LLMs and Contract Intelligence - How Many "GPT4-level" models are there?
Leonard Park
Experienced LegalTech Product Manager and Attorney | Passionate about leveraging AI/LLMs
Like a Holiday Miracle, towards the end of 2024, we saw a flurry of LLMs released from major developers that all boasted “near-SOTA” performance - each accompanied by a spectacle of impressive LLM benchmark results. Q4 updates from OpenAI , Mistral AI , Meta Facebook , Anthropic , Google DeepMind and Amazon Web Services (AWS) all entered the fray with updated models with performance supposedly rivaling GPT-4o. But, do they deliver?
LLM Benchmarks are still not your tasks
Along with plenty of others, I’ve written that LLM Benchmarks are not accurate representations of any real-world tasks we expect an LLM to do. They provide some heuristic for understanding changes to LLMs over time, but the best predictor for whether or not LLM behavior has changed or improved is performing a real-world task, with quantitative scoring. This is more costly and time-consuming than running a bunch of MMLU questions through an LLM, but also tells you much more about LLM capabilities, and specifically how they perform, and what their weaknesses and failure cases look like.
Preference Optimization is Getting Out of Hand
The world of generative AI seemingly moves at a blistering pace.
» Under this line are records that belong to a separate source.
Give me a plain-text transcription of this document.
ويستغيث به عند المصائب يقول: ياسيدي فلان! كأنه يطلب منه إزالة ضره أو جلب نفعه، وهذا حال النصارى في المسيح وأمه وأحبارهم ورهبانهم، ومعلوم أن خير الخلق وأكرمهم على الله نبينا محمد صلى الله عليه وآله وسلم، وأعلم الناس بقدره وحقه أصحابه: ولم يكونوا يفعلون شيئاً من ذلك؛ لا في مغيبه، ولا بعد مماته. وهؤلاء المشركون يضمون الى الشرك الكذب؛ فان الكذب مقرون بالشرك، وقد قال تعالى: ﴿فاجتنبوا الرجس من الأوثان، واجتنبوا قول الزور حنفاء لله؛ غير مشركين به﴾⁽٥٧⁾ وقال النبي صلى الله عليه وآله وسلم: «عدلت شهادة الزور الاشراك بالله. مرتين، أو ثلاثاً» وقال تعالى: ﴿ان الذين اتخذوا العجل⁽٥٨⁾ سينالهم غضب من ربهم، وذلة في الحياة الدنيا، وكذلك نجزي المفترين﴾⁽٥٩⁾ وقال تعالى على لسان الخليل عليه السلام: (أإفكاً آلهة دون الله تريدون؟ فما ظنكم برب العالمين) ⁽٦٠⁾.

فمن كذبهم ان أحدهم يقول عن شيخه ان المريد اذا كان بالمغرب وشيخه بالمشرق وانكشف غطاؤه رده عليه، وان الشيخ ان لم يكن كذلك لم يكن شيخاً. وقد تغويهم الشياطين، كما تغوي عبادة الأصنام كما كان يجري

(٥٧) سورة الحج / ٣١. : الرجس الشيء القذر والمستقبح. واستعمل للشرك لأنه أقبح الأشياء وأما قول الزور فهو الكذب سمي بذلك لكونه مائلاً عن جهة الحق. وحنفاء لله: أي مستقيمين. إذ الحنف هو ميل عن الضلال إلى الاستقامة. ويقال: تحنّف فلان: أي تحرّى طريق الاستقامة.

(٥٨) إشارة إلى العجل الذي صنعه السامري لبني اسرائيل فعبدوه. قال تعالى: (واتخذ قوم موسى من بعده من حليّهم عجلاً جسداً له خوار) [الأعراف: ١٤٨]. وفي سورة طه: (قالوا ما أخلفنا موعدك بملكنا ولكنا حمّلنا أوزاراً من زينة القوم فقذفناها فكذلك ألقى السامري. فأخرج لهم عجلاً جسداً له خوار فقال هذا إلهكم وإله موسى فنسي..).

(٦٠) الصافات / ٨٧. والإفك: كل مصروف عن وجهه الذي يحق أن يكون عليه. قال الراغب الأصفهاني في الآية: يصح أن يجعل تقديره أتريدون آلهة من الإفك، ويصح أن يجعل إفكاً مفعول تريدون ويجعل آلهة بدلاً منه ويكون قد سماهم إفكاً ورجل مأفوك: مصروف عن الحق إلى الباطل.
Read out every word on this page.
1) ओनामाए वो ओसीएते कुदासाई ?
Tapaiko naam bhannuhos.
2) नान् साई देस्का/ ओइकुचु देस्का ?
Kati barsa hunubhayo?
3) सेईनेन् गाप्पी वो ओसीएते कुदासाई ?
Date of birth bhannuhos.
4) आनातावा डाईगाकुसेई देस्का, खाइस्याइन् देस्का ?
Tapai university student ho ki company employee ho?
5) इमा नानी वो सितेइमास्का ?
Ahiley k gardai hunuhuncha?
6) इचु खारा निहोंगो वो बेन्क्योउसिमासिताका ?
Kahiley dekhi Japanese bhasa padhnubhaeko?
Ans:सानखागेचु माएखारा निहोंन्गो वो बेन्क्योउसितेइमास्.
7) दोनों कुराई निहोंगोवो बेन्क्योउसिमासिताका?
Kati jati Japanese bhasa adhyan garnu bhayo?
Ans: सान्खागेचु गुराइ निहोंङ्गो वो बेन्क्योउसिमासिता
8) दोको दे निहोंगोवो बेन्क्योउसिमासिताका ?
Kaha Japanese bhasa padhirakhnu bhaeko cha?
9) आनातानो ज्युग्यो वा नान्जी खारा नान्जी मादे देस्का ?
Contributing to that sense of whirlwind change is that each week, a new SOTA model appears that sets record-breaking benchmark scores, or reaches the top of the Chatbot Arena Leaderboard. What this suggests to me is that model developers are getting better at post-training techniques like Direct Preference Optimization through RLHF, allowing them to improve model alignment and ace benchmarks more efficiently. Aside from flashy announcements, what does this mean for real-world performance? Let’s find out with a real-world task!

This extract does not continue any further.